Chen Huizhou, Li Yunan, Fang Huijuan, Xin Wentian, Lu Zixiang, Miao Qiguang
School of Computer Science and Technology, Xidian University, Xi'an 710071, China.
Xiaomi Communications, Beijing 100085, China.
Sensors (Basel). 2022 Mar 21;22(6):2405. doi: 10.3390/s22062405.
Gesture recognition is an important direction in computer vision research. Information from the hands is crucial in this task. However, current methods consistently achieve attention on hand regions based on estimated keypoints, which will significantly increase both time and complexity, and may lose position information of the hand due to wrong keypoint estimations. Moreover, for dynamic gesture recognition, it is not enough to consider only the attention in the spatial dimension. This paper proposes a multi-scale attention 3D convolutional network for gesture recognition, with a fusion of multimodal data. The proposed network achieves attention mechanisms both locally and globally. The local attention leverages the hand information extracted by the hand detector to focus on the hand region, and reduces the interference of gesture-irrelevant factors. Global attention is achieved in both the human-posture context and the channel context through a dual spatiotemporal attention module. Furthermore, to make full use of the differences between different modalities of data, we designed a multimodal fusion scheme to fuse the features of RGB and depth data. The proposed method is evaluated using the Chalearn LAP Isolated Gesture Dataset and the Briareo Dataset. Experiments on these two datasets prove the effectiveness of our network and show it outperforms many state-of-the-art methods.

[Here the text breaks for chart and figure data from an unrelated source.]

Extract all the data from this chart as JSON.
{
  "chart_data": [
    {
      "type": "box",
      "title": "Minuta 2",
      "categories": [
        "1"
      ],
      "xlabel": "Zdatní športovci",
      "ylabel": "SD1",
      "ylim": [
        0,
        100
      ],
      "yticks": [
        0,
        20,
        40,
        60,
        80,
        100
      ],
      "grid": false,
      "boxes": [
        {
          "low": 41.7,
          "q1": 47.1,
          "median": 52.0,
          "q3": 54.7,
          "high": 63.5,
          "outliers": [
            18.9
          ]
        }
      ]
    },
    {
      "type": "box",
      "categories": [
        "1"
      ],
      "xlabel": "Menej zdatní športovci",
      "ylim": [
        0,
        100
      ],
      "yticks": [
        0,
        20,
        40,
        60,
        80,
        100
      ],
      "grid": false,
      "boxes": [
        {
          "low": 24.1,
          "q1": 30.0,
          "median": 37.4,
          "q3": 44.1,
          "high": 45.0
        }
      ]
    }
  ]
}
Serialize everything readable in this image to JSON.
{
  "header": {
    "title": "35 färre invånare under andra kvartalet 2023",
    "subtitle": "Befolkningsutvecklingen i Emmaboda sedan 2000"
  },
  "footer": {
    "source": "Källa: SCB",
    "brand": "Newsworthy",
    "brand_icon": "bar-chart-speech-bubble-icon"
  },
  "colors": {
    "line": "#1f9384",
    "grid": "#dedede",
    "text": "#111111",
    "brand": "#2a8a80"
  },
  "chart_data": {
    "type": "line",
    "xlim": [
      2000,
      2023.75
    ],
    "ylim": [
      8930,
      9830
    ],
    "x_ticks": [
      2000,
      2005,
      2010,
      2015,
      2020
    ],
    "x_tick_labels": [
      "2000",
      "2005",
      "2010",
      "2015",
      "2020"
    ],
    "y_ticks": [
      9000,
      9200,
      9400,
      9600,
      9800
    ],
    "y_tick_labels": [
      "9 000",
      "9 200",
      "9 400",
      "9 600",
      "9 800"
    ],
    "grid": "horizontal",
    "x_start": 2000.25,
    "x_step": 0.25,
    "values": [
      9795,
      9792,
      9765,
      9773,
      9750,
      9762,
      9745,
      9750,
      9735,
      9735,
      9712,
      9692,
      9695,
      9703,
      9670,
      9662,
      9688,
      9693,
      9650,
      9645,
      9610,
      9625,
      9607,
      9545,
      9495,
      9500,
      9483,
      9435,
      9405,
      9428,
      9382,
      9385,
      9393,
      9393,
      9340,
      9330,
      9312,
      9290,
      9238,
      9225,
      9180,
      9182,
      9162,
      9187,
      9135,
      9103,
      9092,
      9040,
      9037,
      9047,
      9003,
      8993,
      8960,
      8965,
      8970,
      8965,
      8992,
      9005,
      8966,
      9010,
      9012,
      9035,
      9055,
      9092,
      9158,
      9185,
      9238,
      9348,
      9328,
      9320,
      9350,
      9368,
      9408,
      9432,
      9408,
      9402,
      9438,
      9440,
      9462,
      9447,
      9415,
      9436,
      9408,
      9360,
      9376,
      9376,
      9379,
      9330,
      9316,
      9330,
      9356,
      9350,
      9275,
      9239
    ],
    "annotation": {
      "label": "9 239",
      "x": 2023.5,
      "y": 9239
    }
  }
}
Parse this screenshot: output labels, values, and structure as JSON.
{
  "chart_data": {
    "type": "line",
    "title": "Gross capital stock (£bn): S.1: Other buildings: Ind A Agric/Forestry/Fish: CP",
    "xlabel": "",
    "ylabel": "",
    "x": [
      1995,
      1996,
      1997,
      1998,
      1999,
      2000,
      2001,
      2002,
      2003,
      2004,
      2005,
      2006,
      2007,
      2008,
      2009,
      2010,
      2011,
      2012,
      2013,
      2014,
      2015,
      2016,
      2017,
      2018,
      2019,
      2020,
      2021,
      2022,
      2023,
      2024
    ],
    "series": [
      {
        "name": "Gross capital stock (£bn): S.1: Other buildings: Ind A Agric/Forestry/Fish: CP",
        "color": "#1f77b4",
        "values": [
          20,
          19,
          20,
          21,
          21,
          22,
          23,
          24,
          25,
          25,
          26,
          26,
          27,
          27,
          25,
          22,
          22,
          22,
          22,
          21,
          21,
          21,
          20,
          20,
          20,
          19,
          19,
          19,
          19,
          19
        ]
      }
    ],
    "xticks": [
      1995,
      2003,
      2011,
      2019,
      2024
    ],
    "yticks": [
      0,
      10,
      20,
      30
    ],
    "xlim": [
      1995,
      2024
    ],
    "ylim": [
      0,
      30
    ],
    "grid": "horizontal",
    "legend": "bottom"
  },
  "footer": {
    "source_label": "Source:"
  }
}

手势识别是计算机视觉研究中的一个重要方向。手部信息在这项任务中至关重要。然而,当前的方法始终基于估计的关键点来实现对手部区域的关注,这将显著增加时间和复杂度,并且可能由于错误的关键点估计而丢失手部的位置信息。此外,对于动态手势识别,仅考虑空间维度上的关注是不够的。本文提出了一种用于手势识别的多尺度注意力3D卷积网络,并融合了多模态数据。所提出的网络在局部和全局都实现了注意力机制。局部注意力利用手部检测器提取的手部信息来聚焦于手部区域,并减少与手势无关因素的干扰。通过双时空注意力模块在人体姿态上下文和通道上下文中实现全局注意力。此外,为了充分利用不同模态数据之间的差异,我们设计了一种多模态融合方案来融合RGB和深度数据的特征。使用Chalearn LAP孤立手势数据集和Briareo数据集对所提出的方法进行了评估。在这两个数据集上的实验证明了我们网络的有效性,并表明它优于许多现有方法。